The Code will replace the Statutory Disciplinary and Dismissal Procedure, and the Statutory Grievance Procedure. The statutory procedures, which have been in force since October 2004, have resulted in a deluge of satellite litigation in the Employment Tribunals and appeal courts, and proved unpopular with both employers and individuals. In addition they have received some high-profile criticism from the appeal courts.

Assuming that the draft Code is not altered by Parliament again, it will come into force on the 6th April 2009. So, employers need to ensure that their policies and procedures on discipline and grievances meet the requirements of the Code as a matter of urgency.

Disciplinary and Dismissal procedures  

There are a number of broad similarities between the old Statutory Discipline and Dismissal Procedure and the new Code of Practice, such as the requirement on the employer to put the allegations to the employee in writing, to hold a meeting to discuss the allegations, and to allow the employee to appeal against the decision following the initial meeting. However, there are a number of important differences too, egs:-

1. There will be an obligation on employers to notify the employee of the right to be accompanied at the disciplinary hearing.

2. Any appeal must be in writing, AND state the grounds of the appeal.

3. The Code covers disciplinary warnings short of dismissal which (rather oddly in view of the name given to the Statutory procedures) did not apply to the Statutory procedures it replaces.

4. The Code does NOT cover redundancies.

5. The Code emphasises the procedural division between the investigation and disciplinary action.

6. The Code imposes an obligation to follow a fair procedure before dismissing an employee for gross-misconduct (in place of the “modified” shortened procedure that is part of the Statutory Disciplinary and Dismissal procedures).

Grievance procedures

In the context of grievances the new Code sets out a more strict and demanding requirement on individuals to trigger the grievance procedure than applied under the Statutory Grievance procedure.

The Statutory Grievance procedure did not really allow for any truly informal approach to be adopted with any complaint from an individual. It effectively forced the employer to raise the status of any complaint to that of a formal grievance- whether or not that was appropriate.

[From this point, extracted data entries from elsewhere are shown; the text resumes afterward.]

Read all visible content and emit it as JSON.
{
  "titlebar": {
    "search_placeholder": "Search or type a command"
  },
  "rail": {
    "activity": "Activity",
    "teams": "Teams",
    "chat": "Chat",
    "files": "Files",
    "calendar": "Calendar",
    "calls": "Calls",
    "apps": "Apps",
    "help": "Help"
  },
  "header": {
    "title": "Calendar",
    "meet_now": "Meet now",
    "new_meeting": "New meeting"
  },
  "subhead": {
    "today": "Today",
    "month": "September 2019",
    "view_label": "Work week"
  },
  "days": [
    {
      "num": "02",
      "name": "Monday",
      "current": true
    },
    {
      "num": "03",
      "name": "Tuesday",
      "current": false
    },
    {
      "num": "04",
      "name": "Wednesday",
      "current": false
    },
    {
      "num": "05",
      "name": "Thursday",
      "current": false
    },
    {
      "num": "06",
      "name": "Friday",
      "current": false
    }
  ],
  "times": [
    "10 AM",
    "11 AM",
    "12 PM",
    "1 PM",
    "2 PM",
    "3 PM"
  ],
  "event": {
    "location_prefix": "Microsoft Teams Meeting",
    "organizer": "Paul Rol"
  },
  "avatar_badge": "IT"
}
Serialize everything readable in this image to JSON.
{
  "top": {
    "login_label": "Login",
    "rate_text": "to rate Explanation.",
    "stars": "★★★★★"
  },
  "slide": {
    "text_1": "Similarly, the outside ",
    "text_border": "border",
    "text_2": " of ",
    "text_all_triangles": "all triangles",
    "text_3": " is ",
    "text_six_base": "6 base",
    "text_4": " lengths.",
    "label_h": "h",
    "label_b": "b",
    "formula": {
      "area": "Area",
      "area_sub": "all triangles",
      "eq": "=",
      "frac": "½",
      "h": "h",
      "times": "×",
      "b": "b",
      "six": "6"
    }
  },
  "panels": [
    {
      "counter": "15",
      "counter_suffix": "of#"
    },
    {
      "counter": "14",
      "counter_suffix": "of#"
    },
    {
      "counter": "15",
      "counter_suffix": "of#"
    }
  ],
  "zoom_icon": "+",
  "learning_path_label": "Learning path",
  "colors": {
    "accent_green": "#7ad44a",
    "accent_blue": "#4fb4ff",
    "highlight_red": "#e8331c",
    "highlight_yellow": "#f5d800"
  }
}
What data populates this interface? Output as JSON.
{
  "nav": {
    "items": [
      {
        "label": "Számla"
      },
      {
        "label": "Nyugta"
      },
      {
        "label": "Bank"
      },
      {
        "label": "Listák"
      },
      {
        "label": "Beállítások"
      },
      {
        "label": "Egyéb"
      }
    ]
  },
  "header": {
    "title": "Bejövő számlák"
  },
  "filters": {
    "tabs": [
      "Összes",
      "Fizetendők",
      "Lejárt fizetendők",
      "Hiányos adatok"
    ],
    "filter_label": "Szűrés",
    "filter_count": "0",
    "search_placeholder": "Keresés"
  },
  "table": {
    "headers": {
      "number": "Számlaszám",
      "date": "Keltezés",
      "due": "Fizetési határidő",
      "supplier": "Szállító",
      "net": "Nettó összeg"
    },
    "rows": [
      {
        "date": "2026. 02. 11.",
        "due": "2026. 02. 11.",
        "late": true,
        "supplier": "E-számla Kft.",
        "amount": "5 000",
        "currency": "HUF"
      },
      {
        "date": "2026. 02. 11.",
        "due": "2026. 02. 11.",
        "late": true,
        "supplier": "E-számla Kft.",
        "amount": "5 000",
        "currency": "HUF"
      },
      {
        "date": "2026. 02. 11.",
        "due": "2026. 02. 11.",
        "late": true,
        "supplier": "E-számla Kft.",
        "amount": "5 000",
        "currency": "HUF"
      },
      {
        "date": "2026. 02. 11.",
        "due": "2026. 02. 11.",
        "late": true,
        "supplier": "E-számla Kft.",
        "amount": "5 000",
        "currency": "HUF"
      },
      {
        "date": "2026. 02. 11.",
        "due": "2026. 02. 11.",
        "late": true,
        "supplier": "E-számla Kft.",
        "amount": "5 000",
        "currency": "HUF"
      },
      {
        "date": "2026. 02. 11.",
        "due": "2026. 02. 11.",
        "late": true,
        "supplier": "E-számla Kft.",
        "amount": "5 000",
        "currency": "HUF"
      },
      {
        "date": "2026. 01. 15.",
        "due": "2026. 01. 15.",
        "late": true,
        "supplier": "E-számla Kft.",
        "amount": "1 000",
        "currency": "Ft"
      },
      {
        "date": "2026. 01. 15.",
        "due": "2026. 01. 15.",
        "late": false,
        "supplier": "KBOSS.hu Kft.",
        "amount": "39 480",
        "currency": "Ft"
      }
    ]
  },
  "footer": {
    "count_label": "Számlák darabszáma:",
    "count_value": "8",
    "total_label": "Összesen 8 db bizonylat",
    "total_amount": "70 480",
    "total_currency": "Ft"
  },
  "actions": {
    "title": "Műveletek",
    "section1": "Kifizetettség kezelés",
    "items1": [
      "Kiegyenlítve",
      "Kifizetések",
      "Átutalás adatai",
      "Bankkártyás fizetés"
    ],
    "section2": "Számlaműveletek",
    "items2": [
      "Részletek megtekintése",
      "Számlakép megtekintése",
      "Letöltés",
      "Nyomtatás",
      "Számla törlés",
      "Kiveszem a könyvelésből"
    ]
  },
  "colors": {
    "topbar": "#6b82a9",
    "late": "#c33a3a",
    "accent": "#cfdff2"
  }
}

The new Code requires individuals to raise any grievance in writing without unreasonable delay, setting out the nature of the grievance. It has always been good practice to require an individual to put his/her grievance in writing and to set out the grounds of the grievance in writing, and the absence of this from the Statutory procedure has caused all manner of problems for employers. 

For individuals, a significant benefit of the system that comes into force with the new Code is the fact there will no longer be an obligation to raise a grievance in respect of any allegation of discrimination (including harassment) before being able to pursue that complaint in an Employment Tribunal (though a failure to do so may result in a reduction in any compensation awarded by an Employment Tribunal to the individual). This obligation has covered practically every type of unlawful discrimination, and frankly has simply caused a delay in sorting out such problems instead of producing an environment in which they can be resolved more speedily.

Effects of non-compliance on awards for compensation 

Non-compliance with the provisions of the new Code can be penalised by the Employment Tribunal ordering an increase, or decrease, in any compensation by up to 25%- rather less that the maximum of 50 % under the Statutory procedures.

Action to be taken

1. Employers should examine their disciplinary and grievance procedures as a matter of urgency, to ensure that they comply with the requirements of the new Code of practice.

We can assist you reviewing your procedures, and/or ensuring that the procedures comply with the requirements of the new Code.

2. Employers should ensure that their managerial staff are trained, and familiar with the provisions of the new Code of Practice.

3. Employers need to ensure that they have appropriate related policies, such as any dealing with redundancies, or harassment and bullying.